Contemporary historians, confronted with the spectacle of a few capitalists conducting their predatory searches round the globe for new investment possibilities and appealing to the profit motives of the much-too-rich and the gambling instincts of the much-too-poor, want to clothe imperialism with the old grandeur of Rome and Alexander the Great, a grandeur which would make all following events more humanly tolerable. The disparity between cause and effect was betrayed in the famous, and unfortunately true, remark that the British Empire was acquired in a fit of absent-mindedness; it became cruelly obvious in our own time when a World War was needed to get rid of Hitler, which was shameful precisely because it was also comic. Something similar was already apparent during the Dreyfus Affair when the best elements in the nation were needed to conclude a struggle which had started as a grotesque conspiracy and ended as a farce.
The only grandeur of imperialism lies in the nation’s losing battle against it. The tragedy of this half-hearted opposition was not that many national representatives could be bought by the new imperialist businessmen; worse than corruption was the fact that the incorruptible were convinced that imperialism was the only way to conduct world politics. Since maritime stations and access to raw materials were really necessary for all nations, they came to believe
that annexation and expansion worked for the salvation of the nation.

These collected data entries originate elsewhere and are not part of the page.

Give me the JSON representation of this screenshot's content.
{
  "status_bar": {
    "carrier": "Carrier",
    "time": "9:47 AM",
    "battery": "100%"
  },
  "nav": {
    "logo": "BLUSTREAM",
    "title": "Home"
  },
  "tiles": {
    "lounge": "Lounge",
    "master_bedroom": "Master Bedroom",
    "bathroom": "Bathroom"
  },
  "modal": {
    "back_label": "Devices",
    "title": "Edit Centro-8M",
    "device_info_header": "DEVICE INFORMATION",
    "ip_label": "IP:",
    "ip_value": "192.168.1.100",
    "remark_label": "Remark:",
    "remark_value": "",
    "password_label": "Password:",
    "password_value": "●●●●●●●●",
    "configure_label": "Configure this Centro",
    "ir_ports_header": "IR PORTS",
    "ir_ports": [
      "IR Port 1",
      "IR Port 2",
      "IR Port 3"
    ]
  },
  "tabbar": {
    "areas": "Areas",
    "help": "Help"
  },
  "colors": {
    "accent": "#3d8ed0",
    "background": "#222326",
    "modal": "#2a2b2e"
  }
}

They were the first to fail to understand the fundamental difference between the old foundation of trade and maritime stations for the sake of trade and the new policy of expansion. They believed Cecil Rhodes when he told them to “wake up to the fact that you cannot live unless you have the trade of the world,” “that your trade is the world, and your life is the world, and not England,” and that therefore they “must deal with these questions of expansion and retention of the world.”25 Without wanting to, sometimes even without knowing it, they not only became accomplices in imperialist politics, but were the first to be blamed and exposed for their “imperialism.” Such was the case of Clemenceau who, because he was so desperately worried about the future of the French nation, turned “imperialist” in the hope that colonial manpower would protect French citizens against aggressors.
The conscience of the nation, represented by Parliament and a free press, functioned, and was resented by colonial administrators, in all European countries with colonial possessions—whether England, France, Belgium, Germany, or Holland. In England, in order to distinguish between the imperial government seated in London and controlled by Parliament and colonial administrators, this influence was called the “imperial factor,” thereby crediting imperialism with the merits and remnants of justice it so eagerly tried to eliminate.26 The “imperial factor” was expressed politically in the concept that the natives were not only protected but in a way represented by the British, the “Imperial Parliament.”27 Here the English came very close to the French experiment in empire building, although they never went so far as to give actual representation to subject peoples. Nevertheless, they obviously hoped that the nation as a whole could act as a kind of trustee for its conquered peoples, and it is true that it invariably tried its best to prevent the worst.